Store logos, graphics and media assets in the Images folder or website images folder.

Documents

Store notes, plans and references in Documents or Course_Notes.

Downloads

Keep installers, plugins and downloaded resources in Downloads.

Screenshots

Save proof, errors and references in Screenshots with dates if useful.

Backups

Keep backup copies in Backup and external storage when possible.

Backup and organization routine.
Organization today prevents loss tomorrow. Backups protect your progress.

Backup Routine

Protect your work

Keep one main folder

Do not scatter files across Desktop, Downloads and WhatsApp.

Backup regularly

Use an external drive, cloud storage or a separate backup folder.

Save screenshots clearly

Use screenshots for errors, settings and proof of completed work.

Separate downloads

Move important downloaded files into project folders if needed.

Delete clutter carefully

Do not delete files until you are sure they are no longer needed.

Use GitHub later

Website files will also be saved online through GitHub repositories.

Lecture 1.5 Prompt Lab

Project Folder Prompt Library

Students should use these prompts to create clean project folders and avoid file confusion.

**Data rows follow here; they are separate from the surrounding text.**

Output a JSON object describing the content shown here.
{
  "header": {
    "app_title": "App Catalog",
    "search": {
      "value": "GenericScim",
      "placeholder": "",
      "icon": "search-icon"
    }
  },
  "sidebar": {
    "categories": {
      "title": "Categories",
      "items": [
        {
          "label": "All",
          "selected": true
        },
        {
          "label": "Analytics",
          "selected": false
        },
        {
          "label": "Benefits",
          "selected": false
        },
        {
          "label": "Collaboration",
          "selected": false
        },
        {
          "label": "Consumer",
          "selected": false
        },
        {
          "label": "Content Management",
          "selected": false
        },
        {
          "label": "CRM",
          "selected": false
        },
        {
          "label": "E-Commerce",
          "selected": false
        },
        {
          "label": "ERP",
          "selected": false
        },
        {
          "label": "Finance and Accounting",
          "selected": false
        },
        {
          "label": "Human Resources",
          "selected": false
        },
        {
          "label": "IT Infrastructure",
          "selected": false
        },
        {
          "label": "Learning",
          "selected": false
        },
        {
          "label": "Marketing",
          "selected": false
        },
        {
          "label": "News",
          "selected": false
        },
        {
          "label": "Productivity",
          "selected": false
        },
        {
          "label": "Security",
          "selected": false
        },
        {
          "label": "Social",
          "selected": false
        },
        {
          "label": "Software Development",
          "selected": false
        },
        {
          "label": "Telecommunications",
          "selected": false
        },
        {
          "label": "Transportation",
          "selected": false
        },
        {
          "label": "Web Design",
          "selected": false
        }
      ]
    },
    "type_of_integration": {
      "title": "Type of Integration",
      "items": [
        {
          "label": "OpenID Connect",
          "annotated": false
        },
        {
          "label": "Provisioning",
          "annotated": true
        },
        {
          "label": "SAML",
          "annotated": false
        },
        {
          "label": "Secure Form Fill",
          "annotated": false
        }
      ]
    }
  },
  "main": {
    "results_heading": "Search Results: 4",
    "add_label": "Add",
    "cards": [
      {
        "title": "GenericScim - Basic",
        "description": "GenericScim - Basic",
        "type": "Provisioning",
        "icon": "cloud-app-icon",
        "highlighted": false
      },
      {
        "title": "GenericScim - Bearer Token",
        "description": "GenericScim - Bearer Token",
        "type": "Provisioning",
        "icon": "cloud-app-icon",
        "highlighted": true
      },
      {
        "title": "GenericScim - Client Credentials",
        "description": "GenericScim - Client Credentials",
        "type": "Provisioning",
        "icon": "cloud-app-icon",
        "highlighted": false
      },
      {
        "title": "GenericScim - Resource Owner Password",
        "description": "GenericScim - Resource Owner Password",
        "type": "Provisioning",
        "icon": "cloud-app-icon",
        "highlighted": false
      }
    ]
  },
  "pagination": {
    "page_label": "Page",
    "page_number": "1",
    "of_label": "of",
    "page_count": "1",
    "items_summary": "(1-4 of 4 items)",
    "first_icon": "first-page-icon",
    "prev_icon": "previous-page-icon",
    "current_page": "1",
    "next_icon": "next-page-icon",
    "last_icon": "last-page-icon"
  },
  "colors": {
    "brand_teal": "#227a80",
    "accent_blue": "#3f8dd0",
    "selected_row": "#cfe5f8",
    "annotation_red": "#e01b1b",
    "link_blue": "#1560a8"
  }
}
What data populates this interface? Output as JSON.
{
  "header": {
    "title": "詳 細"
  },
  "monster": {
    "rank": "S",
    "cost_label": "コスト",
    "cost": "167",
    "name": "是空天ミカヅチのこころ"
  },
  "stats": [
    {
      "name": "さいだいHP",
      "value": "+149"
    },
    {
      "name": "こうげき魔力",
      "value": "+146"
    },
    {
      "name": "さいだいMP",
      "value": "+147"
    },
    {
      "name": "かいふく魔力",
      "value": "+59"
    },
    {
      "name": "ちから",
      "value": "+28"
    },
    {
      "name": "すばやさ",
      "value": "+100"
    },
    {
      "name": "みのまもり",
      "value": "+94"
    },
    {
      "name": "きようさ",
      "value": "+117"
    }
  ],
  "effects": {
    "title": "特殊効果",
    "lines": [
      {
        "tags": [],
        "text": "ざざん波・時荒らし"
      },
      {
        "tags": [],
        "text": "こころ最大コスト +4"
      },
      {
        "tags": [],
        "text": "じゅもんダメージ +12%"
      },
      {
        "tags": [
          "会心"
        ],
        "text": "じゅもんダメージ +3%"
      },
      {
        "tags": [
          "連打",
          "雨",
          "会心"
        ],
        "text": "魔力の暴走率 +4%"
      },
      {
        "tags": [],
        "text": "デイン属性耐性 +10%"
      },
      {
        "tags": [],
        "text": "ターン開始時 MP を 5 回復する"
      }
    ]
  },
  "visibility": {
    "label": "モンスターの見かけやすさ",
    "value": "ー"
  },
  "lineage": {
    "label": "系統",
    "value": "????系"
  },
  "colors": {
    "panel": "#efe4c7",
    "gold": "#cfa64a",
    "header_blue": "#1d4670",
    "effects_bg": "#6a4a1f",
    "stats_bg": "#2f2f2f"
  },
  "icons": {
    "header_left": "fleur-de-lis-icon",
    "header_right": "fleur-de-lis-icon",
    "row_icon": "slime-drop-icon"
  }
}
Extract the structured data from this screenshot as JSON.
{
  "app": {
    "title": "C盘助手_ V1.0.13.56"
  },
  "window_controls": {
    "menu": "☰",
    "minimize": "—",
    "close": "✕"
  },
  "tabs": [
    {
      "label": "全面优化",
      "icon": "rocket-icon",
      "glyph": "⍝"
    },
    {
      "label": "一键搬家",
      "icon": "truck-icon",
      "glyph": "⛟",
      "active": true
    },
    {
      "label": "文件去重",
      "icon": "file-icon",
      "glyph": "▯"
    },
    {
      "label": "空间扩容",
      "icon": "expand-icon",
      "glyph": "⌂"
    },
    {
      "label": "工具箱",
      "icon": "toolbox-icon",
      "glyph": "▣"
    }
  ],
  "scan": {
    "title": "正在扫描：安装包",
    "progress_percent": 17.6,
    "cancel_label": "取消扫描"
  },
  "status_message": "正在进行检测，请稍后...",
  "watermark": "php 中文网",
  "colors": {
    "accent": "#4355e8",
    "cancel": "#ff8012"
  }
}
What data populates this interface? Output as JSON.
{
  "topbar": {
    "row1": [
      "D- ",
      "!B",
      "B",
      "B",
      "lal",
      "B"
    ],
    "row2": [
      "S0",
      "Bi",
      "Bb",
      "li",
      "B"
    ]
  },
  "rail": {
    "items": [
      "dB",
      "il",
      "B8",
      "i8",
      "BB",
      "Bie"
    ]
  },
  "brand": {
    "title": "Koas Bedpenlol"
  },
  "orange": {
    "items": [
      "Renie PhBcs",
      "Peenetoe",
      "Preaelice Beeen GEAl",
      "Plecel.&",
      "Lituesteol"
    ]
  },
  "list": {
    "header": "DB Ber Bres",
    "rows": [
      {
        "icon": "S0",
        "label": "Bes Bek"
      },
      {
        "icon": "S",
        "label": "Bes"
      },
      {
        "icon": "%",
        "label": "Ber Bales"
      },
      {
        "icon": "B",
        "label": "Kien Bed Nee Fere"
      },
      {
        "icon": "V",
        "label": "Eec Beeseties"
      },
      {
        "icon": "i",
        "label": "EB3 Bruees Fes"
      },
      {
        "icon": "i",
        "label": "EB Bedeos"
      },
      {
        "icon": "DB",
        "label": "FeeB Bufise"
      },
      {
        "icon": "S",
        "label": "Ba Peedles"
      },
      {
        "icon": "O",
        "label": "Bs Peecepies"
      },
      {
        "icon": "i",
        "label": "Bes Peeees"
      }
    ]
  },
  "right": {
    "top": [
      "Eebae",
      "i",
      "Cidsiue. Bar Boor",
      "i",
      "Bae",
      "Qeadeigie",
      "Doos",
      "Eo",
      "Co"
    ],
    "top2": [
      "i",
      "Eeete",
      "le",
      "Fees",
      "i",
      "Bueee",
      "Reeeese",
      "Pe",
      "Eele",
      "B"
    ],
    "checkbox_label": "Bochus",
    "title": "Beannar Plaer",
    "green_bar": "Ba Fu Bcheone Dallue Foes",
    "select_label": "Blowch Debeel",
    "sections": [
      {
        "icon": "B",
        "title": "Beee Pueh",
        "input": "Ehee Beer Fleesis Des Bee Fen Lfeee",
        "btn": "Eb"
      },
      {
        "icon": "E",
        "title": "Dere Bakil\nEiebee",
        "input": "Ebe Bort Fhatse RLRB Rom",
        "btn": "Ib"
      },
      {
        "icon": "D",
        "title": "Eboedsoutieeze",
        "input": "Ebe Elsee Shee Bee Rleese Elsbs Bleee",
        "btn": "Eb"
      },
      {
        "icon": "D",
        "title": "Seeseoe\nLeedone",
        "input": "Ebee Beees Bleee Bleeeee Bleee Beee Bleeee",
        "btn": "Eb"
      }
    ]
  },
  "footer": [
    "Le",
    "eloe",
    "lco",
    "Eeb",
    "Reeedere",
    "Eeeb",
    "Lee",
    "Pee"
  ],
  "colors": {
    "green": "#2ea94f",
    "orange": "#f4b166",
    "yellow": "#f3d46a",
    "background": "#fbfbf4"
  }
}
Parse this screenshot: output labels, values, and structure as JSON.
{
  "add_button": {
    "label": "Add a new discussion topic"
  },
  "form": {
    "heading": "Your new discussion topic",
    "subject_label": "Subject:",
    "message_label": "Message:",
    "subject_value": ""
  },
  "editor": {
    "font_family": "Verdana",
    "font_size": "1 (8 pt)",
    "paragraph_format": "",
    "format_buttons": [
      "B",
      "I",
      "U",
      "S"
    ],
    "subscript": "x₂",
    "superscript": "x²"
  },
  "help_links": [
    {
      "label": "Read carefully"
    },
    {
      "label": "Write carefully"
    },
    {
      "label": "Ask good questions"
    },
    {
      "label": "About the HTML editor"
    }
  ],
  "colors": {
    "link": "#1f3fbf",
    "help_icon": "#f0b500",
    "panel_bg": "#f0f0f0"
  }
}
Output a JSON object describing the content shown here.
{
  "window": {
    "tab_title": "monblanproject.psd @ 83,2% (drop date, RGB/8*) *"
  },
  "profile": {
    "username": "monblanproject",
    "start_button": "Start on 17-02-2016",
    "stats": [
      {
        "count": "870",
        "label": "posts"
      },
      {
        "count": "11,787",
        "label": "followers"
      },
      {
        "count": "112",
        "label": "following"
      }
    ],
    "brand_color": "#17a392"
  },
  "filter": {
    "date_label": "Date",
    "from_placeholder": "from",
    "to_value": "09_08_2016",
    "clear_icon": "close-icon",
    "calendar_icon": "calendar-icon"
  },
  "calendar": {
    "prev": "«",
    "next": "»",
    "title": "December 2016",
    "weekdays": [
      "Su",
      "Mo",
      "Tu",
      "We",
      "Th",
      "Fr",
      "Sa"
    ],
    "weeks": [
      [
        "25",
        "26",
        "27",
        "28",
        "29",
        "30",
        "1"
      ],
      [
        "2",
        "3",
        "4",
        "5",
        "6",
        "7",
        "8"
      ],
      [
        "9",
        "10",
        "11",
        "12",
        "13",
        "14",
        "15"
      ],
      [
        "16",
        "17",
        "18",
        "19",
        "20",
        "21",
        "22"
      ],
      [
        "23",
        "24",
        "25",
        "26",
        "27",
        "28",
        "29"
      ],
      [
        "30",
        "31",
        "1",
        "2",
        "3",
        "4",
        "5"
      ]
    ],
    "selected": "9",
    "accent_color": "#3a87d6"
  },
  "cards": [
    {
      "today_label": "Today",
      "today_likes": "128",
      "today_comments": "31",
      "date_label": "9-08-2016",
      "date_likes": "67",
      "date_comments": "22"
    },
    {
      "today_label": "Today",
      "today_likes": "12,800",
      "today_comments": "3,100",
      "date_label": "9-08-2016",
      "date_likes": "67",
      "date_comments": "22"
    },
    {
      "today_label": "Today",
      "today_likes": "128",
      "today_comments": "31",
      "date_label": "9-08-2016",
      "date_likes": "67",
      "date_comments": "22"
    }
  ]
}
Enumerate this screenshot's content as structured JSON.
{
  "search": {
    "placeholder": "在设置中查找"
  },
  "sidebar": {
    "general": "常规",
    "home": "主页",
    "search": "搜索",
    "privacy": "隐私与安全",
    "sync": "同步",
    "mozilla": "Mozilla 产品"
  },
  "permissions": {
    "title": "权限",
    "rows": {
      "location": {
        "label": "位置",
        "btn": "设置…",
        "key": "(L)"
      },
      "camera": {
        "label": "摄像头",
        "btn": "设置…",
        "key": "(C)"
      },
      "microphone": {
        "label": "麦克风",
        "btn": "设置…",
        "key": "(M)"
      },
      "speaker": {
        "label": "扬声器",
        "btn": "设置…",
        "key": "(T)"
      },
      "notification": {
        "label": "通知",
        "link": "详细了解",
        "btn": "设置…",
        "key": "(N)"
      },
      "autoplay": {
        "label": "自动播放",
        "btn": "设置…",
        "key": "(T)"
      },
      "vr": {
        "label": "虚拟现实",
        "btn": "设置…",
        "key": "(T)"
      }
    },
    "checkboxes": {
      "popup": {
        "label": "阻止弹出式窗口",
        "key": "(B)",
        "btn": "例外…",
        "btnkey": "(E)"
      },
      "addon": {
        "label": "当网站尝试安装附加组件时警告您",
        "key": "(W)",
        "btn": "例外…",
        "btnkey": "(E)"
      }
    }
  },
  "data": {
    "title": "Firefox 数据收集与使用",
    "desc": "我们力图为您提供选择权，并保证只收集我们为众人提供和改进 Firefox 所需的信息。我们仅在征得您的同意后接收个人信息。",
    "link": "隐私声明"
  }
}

Prompt 1 · Create folder structure
Help me create a clean folder structure for a beginner website project about [write your topic]. Include folders for website files, images, documents, downloads, backups, screenshots, and social media content. Also suggest simple file naming rules.
Prompt 2 · Website folder plan
Act as a beginner website project organizer. Create a simple folder and file structure for my first website. Include index.html, about.html, style.css, main.js, images, assets, downloads, and README.txt.
Prompt 3 · File naming rules
Create simple file naming rules for a beginner website project. Explain why I should avoid spaces, confusing names, random downloads, and repeated final versions.
Prompt 4 · Clean messy files
I have a messy folder with website files, images, screenshots, downloads, documents, and backups. Act as my file organization assistant. Ask me what types of files I have, then suggest where each file should go.
Prompt 5 · Backup routine
Act as a beginner backup coach. Create a simple backup routine for my website project. Include local backup, external drive backup, cloud backup, screenshots, and GitHub repository backup.
Prompt 6 · README file
Create a simple README.txt template for my beginner website project. Include project name, purpose, folder explanation, important files, update notes, and backup instructions.

Practice Task

Before Lecture 1.6

Task 1

Create a main folder named Digital_Projects.

Task 2

Create the recommended subfolders for website files, notes, images, documents, downloads, backups, screenshots and social media content.

Task 3

Create a small README.txt file explaining what the project is and where files should go.

Common mistake: Do not start building the website while files are still scattered across random folders.

Final Checklist

Lecture 1.5 complete

  • I have created one main project folder.
  • I have created subfolders for website files, notes, images, documents, downloads, backups, screenshots and social media content.
  • I understand where each file type belongs.
  • I know simple file naming rules.
  • I understand why backups are important.
  • I have used at least two prompts from the Prompt Lab.